Yaz tatilinin sıcak günlerinde oturup birkaç kelam etmek bile insanı terletiyor. Sıcak, eşyanın gevşemesine sebep olduğu gibi insanın tutum, davranış ve muhabbetlerinin de gevşemesine sebep olunca ya daha eğlenceli ya da hafif olmasına sebebiyet veriyor.
Yazın kavurucu sıcaklarında kurulan muhabbet meclislerini, şiir yorumlarıyla değerlendirmeye çalışıyorum. Bence dini içerikli bir sohbetin şiirle süslenmesi gerekiyorsa bunlar öncelikle tasavvuf şiirleri olmalı, diye düşünüyorum.
Zira hem şiir hem dini muhabbet; dondurmalı baklava gibi... Kat be kat lezzet.
Bu vesileyle Yunus Emre'nin “Acep No’la Benim Halim” nakaratlı şiirini ele almış, dile dolamıştım.
Karşımda bir avuç genç görünce onlara heyecan vermek adına “büyük bir soru” “adam gibi bir soru” “düşünen vakti değerlendirmek isteyen insanların sorusudur” bu: Ne olacak benim halim?
İnsanoğlu elbette ki nefsine düşkündür. Dünya yıkılsa,önemli olan kendi başına gelendir. O yüzden gelecekle alakalı endişeleri, hem bu dünya için hem de ölüm sonrası hayat için çok değerlidir.
“Ne olacak benim halim?” cümlesi içinde bulunduğu hale razı olmuş ama geleceği ile ilgili birtakım bilinmezlikleri hisseden bir yüreğe ait olsa gerek. Garanti bir güven istiyor. Lakin hayatın kurallarını koyan Rabbimiz, geleceğin de sahibidir. Kimin başına ne gelecek, kim, nasıl davranacak ve kim en sonunda nereye varacak... Hepsi onun katındadır.
Lakin Emre’m Yunus, bu endişeyi bizlere de hissettiriyor satırlarda. Bizim adımıza o, söylediği dizeler üzerinden sessiz çoğunluğun nefesi olmuş.
Gününü gün eden, “vur patlasın çal oynasın” diyen “gün, bugündür; ahiret diye bir şey yoktur” kafasıyla yaşayan insanlar, böyle büyük bir soruyu akıl edemezler. Ağır gelir onlara böyle sorular.

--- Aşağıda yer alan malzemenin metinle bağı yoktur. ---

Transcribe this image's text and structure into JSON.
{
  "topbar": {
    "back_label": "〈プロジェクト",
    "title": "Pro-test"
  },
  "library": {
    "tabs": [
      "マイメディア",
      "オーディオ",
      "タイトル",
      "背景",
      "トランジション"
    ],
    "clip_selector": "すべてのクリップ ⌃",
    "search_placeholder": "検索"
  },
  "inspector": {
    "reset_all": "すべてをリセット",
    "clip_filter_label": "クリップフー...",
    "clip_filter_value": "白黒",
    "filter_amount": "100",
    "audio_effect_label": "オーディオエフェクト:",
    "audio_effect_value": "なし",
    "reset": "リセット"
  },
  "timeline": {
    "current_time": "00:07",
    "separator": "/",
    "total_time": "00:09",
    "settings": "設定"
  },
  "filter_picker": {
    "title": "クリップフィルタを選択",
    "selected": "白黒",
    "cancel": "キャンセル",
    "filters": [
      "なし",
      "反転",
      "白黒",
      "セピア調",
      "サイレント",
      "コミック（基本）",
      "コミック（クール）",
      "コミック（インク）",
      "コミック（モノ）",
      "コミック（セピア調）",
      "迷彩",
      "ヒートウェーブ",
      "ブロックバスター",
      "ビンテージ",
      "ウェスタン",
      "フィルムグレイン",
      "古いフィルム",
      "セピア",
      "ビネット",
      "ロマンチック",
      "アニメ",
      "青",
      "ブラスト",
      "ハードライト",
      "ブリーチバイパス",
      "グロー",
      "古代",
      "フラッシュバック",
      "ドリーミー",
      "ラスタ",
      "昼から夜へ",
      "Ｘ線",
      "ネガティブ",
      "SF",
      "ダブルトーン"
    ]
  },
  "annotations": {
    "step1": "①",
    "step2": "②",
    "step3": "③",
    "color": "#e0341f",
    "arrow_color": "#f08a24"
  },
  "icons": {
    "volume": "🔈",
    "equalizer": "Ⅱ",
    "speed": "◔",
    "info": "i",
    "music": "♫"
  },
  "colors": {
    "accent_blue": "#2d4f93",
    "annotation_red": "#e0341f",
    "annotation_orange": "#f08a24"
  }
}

Maalesef inkar ediciler ahirette cehennem ateşi ile karşılaştıklarında nasılda büyük bir hata yaptıklarını anlayacaklar feci bir şekilde. Fakat iş işten geçmiş olacak belki de o zaman. İnsanın nefes alıp verdiği bu hayat boyunda en çok düşünmesi gereken şey. Tebessüm eden yüzleri solduran, neşeli günleri sonlandıran da ölüm hadisesidir. Ölümden habersiz yaşamak aptallığın tâ kendisidir.
“Bir korku düştü canıma, acep no’la benim halim
Derman olmaz ise bana, acep no’la benim halim.”
İnsan ölüm karşısında tamamen acizdir. Ecel geldiğinde ne bir saat ileri ne bir saat geri alınır. Yaş ilerleyip hastalıklar bedene misafir olunca, insan gözünü kabir isimli çukura çevirir. Cenaze namazlarına katılarak onları ahireti uğurlarken acep ne olacak benim halim sorusu da beynimi yer kemirir.
“Hayvanlar, sizin ölüm hakkında bildiklerinizi bilselerdi onlar da yiyecek et bulamazdınız” sözünü hatırlıyorum. Ölüm göz ardı edilecek ve hazırlıksız yakalanabilecek bir şey değil. Çünkü ecel, kılıcı ne zaman saplanacağı belli olmadığı gibi geriye dönüş bileti de yok.
Bir dermana ihtiyaç vardır son nefesi verirken. Bu fani dünyayı terk ederken müjde arar gözler bir yerlerden. İlk başta imanlı olmak ve kelime-i tevhid'i söyleyecek bir dile sahip olmak.